The Story Must Go On

Students Continue to Write Verse Novels


Submitted Photo

Some covers for the novels are being made on apps like Adobe Spark using free to use art and text. This is one student’s cover.

Despite school being out of session, English and Creative Writing Instructor Mrs. Jennifer Long’s Advanced Poetry class has continued moving forward on writing their poetry novels. Students in the class have free reign over the topic and style that they choose so long as it is still a verse novel.
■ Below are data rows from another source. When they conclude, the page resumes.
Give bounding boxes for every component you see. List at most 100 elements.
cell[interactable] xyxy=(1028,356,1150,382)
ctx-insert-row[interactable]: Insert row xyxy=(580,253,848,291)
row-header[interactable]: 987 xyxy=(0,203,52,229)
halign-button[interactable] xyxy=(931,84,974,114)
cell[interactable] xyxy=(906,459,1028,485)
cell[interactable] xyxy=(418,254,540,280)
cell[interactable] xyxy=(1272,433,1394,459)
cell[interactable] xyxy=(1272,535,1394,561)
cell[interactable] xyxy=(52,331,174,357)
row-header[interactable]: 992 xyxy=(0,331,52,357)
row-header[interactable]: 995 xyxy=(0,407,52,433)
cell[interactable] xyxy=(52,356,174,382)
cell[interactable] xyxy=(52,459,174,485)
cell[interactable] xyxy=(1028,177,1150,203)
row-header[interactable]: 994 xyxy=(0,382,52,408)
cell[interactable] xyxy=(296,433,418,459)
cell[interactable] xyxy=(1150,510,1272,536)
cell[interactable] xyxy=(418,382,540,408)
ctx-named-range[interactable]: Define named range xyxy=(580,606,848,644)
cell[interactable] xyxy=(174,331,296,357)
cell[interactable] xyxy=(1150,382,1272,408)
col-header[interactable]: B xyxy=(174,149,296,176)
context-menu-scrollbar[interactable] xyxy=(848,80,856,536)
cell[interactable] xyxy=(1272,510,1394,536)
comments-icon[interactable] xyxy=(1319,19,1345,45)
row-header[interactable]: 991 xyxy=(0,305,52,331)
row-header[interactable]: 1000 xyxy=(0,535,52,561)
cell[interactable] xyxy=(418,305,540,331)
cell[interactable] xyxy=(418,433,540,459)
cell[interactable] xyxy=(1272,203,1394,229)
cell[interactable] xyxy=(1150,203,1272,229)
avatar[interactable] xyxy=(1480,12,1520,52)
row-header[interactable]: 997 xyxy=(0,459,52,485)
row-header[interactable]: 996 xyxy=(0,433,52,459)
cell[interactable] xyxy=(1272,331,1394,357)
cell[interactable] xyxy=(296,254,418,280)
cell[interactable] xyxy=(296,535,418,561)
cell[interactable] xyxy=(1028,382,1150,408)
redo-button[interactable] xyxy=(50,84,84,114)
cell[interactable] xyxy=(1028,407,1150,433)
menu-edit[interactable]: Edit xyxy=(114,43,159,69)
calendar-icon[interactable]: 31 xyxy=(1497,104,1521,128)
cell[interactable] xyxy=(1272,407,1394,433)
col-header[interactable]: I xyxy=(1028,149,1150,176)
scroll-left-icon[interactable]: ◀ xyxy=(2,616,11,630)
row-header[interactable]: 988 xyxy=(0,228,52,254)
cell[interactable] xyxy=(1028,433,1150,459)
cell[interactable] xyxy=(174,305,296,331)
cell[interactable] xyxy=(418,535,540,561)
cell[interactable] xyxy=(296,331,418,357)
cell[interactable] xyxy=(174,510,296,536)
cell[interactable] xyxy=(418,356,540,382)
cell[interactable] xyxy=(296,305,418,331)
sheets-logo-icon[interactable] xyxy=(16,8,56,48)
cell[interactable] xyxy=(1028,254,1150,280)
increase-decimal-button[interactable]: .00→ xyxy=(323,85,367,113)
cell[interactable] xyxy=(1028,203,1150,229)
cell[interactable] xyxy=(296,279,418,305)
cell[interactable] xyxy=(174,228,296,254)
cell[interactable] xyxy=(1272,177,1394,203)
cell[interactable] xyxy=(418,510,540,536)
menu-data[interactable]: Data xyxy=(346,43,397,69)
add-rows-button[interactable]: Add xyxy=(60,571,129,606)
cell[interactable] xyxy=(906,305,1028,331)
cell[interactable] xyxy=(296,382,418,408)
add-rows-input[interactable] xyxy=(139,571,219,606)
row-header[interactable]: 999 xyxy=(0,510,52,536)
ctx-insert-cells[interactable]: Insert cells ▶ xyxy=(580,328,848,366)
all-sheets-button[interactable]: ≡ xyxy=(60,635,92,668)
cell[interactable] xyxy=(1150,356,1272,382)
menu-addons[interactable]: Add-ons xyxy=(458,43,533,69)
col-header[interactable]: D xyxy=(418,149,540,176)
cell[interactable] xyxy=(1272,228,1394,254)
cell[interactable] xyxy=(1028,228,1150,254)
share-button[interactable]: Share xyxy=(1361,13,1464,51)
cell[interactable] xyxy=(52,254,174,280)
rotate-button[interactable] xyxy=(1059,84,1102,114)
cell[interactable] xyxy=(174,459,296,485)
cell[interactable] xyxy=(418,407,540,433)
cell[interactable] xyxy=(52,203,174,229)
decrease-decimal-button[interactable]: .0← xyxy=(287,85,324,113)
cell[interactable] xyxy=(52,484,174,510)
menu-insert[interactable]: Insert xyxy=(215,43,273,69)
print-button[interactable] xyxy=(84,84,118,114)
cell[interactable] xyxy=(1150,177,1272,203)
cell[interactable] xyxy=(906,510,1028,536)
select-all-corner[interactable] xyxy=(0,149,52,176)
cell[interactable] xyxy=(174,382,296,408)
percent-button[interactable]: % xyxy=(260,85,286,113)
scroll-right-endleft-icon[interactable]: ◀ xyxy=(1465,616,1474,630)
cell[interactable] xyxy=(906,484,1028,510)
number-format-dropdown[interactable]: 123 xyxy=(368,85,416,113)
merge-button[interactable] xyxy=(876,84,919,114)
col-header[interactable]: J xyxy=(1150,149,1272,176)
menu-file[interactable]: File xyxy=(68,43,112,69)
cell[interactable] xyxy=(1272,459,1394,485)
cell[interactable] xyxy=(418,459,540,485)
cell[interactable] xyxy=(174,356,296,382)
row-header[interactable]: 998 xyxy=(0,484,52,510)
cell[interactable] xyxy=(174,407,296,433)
“A verse novel is a hybrid form of writing where a complete story is told with all of the elements of fiction even though it might be true,” Mrs. Long said. “But it has exposition, rising action, climax, conflict, you know well-developed characters, round characters, protagonists, antagonists, fully developed settings, that kind of thing. But it’s told through a sequence of poems.”
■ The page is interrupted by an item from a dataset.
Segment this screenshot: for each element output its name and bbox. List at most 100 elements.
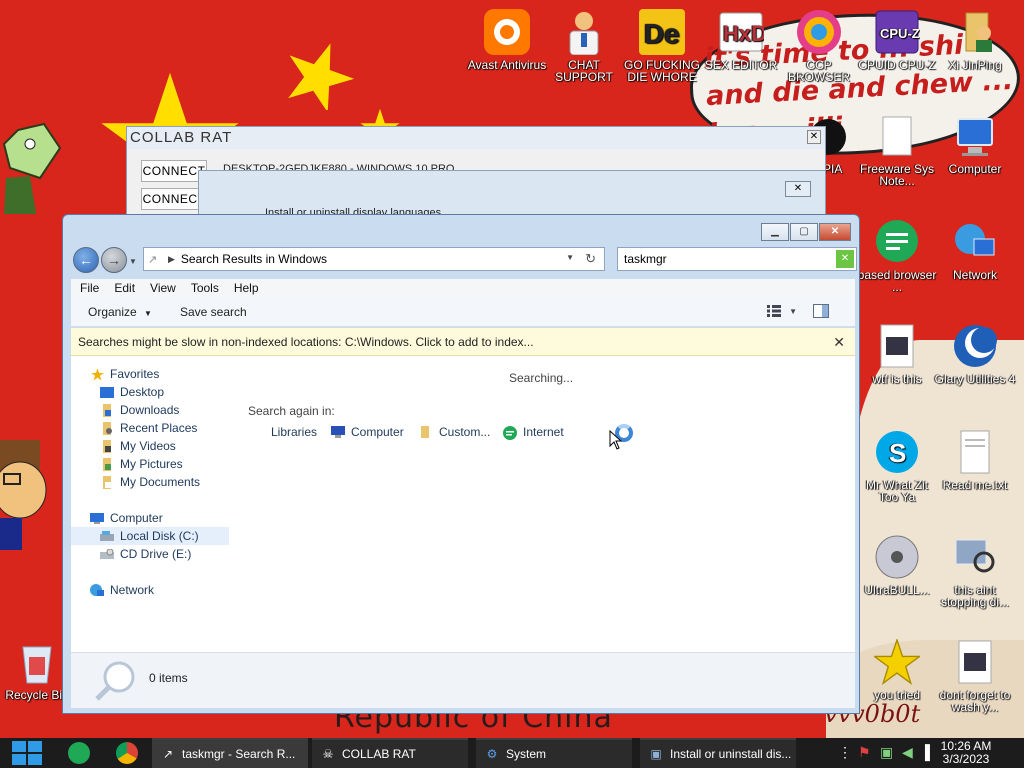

Students who have taken American Literature CP might recognize verse novels like “Death Coming Up The Hill.” The novel is written entirely using haikus and each syllable represents every fallen soldier of 1968. Some students have taken the route of writing non-fiction stories for their novel. Even going so far to write about personal experiences that are hard to write about.
“I am writing on some harassment issues I’ve dealt with in the past,” senior Rylee Zimmerman said. “It’s kind of my healing process I guess. It’s a really good way to release any emotions that have been building up and get past anything I’ve gone through.”
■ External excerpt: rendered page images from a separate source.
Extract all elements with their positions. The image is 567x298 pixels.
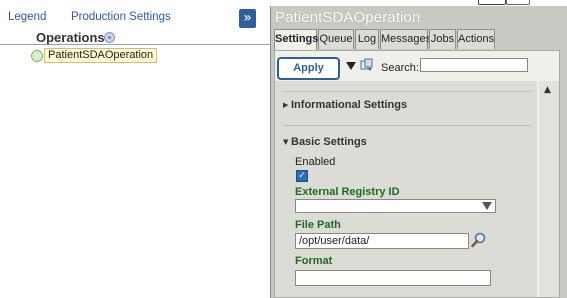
collapse-button[interactable]: » [239,9,256,28]
settings-scrollbar[interactable]: ▲ [539,81,559,297]
search-label: Search: [381,62,419,74]
format-label: Format [295,255,333,267]
collapse-arrow-icon: ▼ [283,138,289,146]
window-control[interactable] [506,0,530,5]
top-links: Legend Production Settings [0,11,270,27]
format-input[interactable] [295,270,491,286]
tab-actions[interactable]: Actions [457,29,495,49]
legend-link[interactable]: Legend [8,11,46,23]
external-registry-select[interactable] [295,199,496,213]
settings-content: ▶ Informational Settings ▼ Basic Settings … [275,81,537,297]
add-operation-icon[interactable]: + [104,32,115,43]
details-tabs: Settings Queue Log Messages Jobs Actions [274,29,567,51]
details-title: PatientSDAOperation [275,9,421,26]
chevron-down-icon [482,202,492,210]
tab-log[interactable]: Log [355,29,379,49]
tab-settings[interactable]: Settings [274,29,318,51]
tab-messages[interactable]: Messages [380,29,431,49]
browse-magnifier-icon[interactable] [471,232,487,248]
scroll-up-icon[interactable]: ▲ [544,85,551,95]
external-registry-label: External Registry ID [295,186,400,198]
details-pane: PatientSDAOperation Settings Queue Log M… [271,6,567,298]
file-path-label: File Path [295,219,341,231]
expand-arrow-icon: ▶ [283,101,289,109]
file-path-input[interactable]: /opt/user/data/ [295,233,469,249]
apply-button[interactable]: Apply [277,57,340,80]
divider-line [283,125,531,126]
settings-panel: Apply Search: ▶ Informational Settings ▼ B… [274,50,560,298]
section-label: Basic Settings [291,136,367,148]
dropdown-arrow-icon[interactable] [346,62,356,70]
basic-settings-section[interactable]: ▼ Basic Settings [283,136,367,148]
informational-settings-section[interactable]: ▶ Informational Settings [283,99,407,111]
enabled-label: Enabled [295,156,336,168]
status-indicator-icon [31,50,43,62]
operations-header: Operations + [0,29,270,45]
production-settings-link[interactable]: Production Settings [71,11,171,23]
tab-jobs[interactable]: Jobs [429,29,456,49]
operation-label[interactable]: PatientSDAOperation [44,48,158,63]
divider-line [283,91,531,92]
settings-scroll-area: ▶ Informational Settings ▼ Basic Settings … [275,81,559,297]
refresh-icon[interactable] [360,58,374,72]
tab-queue[interactable]: Queue [318,29,354,49]
window-control[interactable] [478,0,506,5]
operations-title: Operations [36,30,105,45]
section-label: Informational Settings [291,99,408,111]
enabled-checkbox[interactable]: ✓ [296,170,308,182]
operations-pane: Legend Production Settings » Operations … [0,0,270,298]
search-input[interactable] [420,58,528,72]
The project is brand new to the course. While students have the option to write verse novels as their final project, this is the first time she has had students do a verse novel as an assignment.
“This is a really advanced group of writers and so I was really looking for a challenge for them,” Mrs. Long said. “And I know that this will be a challenge, especially now.”
As of April 17, not all students finished writing the novels and are being allowed to continue writing it over time. Since a couple of those novels were more personal, they were not published. But students still have the option to publish them if they choose in the future.